While some providers, like carafem, offer their telehealth services to minors, others do not. The reasons for not doing so vary, from concerns about young people’s ability to pay for care (most online credit providers require users to be over 18) to risk and liability implications at organizations that say they lack the infrastructure to properly verify consent or bypass authorization remotely.
It’s hard to argue that clinics should take on even more liability than they already do, but it’s even harder to concede that young people should be collateral damage in navigating the current political climate. And it’s inevitably the fault of leaders and organizations that siphon off youth access to the point that care is so restricted these complications arise in the first place, that parental involvement laws are so common and so underreported that clinics feel they must decide between incurring more risk and providing care.
Still, as Mariappuram pointed out, leaders like her need to be troubleshooters, ready to deal with these problems with the same urgency they present.
“Let’s figure out a solution, not just cut young people out of getting this type of care,” Mariappuram said. “We are creative. We can figure this out. We are happy to strategize with you [the] ways that you can adhere to all the requirements you have but still get a young person access to abortion.”
The future is young people
Jane’s Due Process has been on the frontlines of the fight for youth access, and no one knows better how to strategize—and win—when it comes to these issues. The best way to do that? Let young people lead, Mariappuram said.
“They’re the ones who know what it’s like to live through these laws,” she said. “And then you also are giving the power back to people who’ve been disempowered by these laws, which at its heart is such a key value and something that we’re all striving to do.”
Putting young people in the room also holds leaders accountable: It’s harder to infantilize young people or bargain away their rights when they sit at the table with you.
“They’re not at the table now … but the more young people we get at the table, as a movement, the more we’ll center them,” Mariappuram said.
Behind all that political posturing, all the strategizing and rooms filled with middle-aged advocates debating the most palatable way to package their abortion access provisions, are real young people—teens who are pregnant right now, at this very moment, and who are suffering because leaders are more concerned with keeping attention away from youth access instead of fighting for it.
And it’s easy to think about teen access, even teen pregnancy and sex education, as hypotheticals or line items in an advocacy plan when people aren’t being affected by these policies.

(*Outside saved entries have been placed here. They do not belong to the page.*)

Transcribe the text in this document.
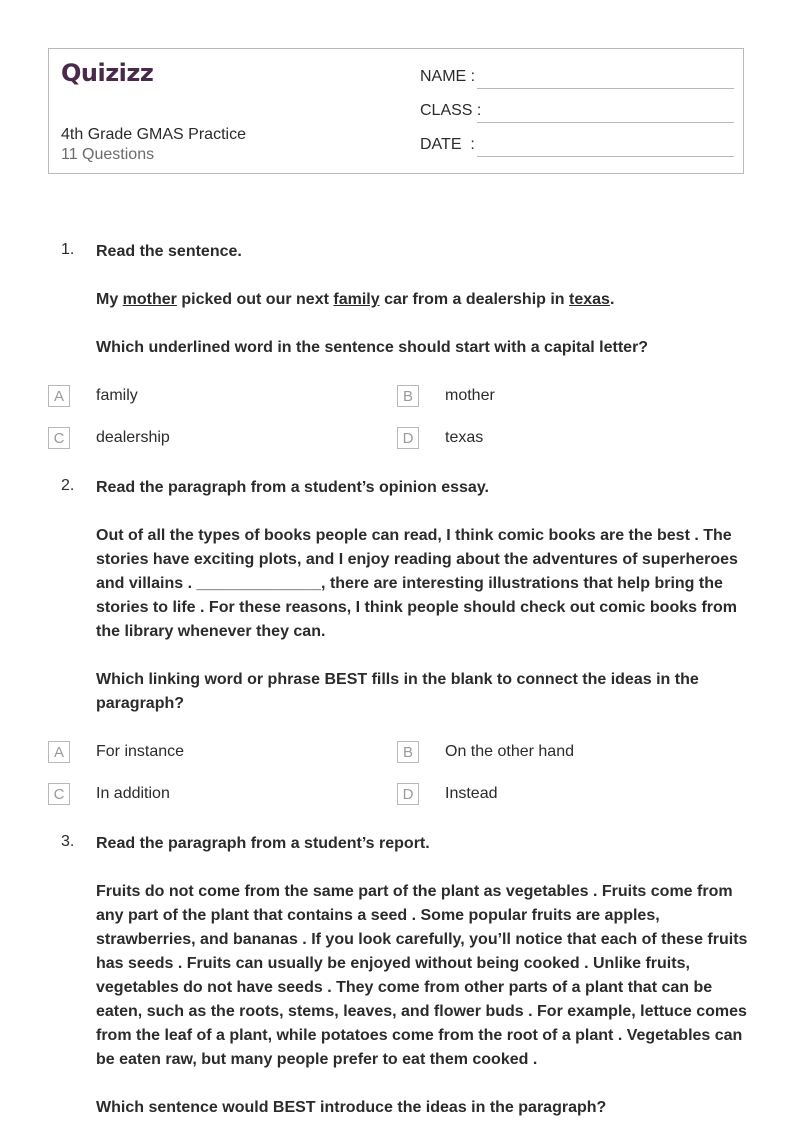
Quizizz
4th Grade GMAS Practice
11 Questions
NAME :
CLASS :
DATE  :
1. Read the sentence.

My mother picked out our next family car from a dealership in texas.

Which underlined word in the sentence should start with a capital letter?

A	family	B	mother
C	dealership	D	texas
2. Read the paragraph from a student’s opinion essay.

Out of all the types of books people can read, I think comic books are the best . The stories have exciting plots, and I enjoy reading about the adventures of superheroes and villains . ______________, there are interesting illustrations that help bring the stories to life . For these reasons, I think people should check out comic books from the library whenever they can.

Which linking word or phrase BEST fills in the blank to connect the ideas in the paragraph?

A	For instance	B	On the other hand
C	In addition	D	Instead
3. Read the paragraph from a student’s report.

Fruits do not come from the same part of the plant as vegetables . Fruits come from any part of the plant that contains a seed . Some popular fruits are apples, strawberries, and bananas . If you look carefully, you’ll notice that each of these fruits has seeds . Fruits can usually be enjoyed without being cooked . Unlike fruits, vegetables do not have seeds . They come from other parts of a plant that can be eaten, such as the roots, stems, leaves, and flower buds . For example, lettuce comes from the leaf of a plant, while potatoes come from the root of a plant . Vegetables can be eaten raw, but many people prefer to eat them cooked .

Which sentence would BEST introduce the ideas in the paragraph?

That’s why leaders and advocates need to humanize these issues and ensure they are confronted with the real people behind their decisions.
It’s fundamental that the people fighting for abortion access look like the people they’re fighting for—notably the most vulnerable patients, including young people.
Because of all the logistical nightmares and overwrought posturing I’ve witnessed over the years regarding youth access, what always seems to get lost is the issue’s fundamental simplicity. Like all matters of reproductive rights and justice, it comes down to autonomy and safeguarding people’s self-determination, especially marginalized individuals.
“If we really believe in centering the people most impacted, young people, especially minors, suffer under the most severe abortion restrictions,” Mariappuram said. “If people really believe in bodily autonomy, it has to be for everyone, including youth. You don’t lose your rights because you’re under 18. If anything, you should be some of the most protected people who have the most autonomy and freedom.”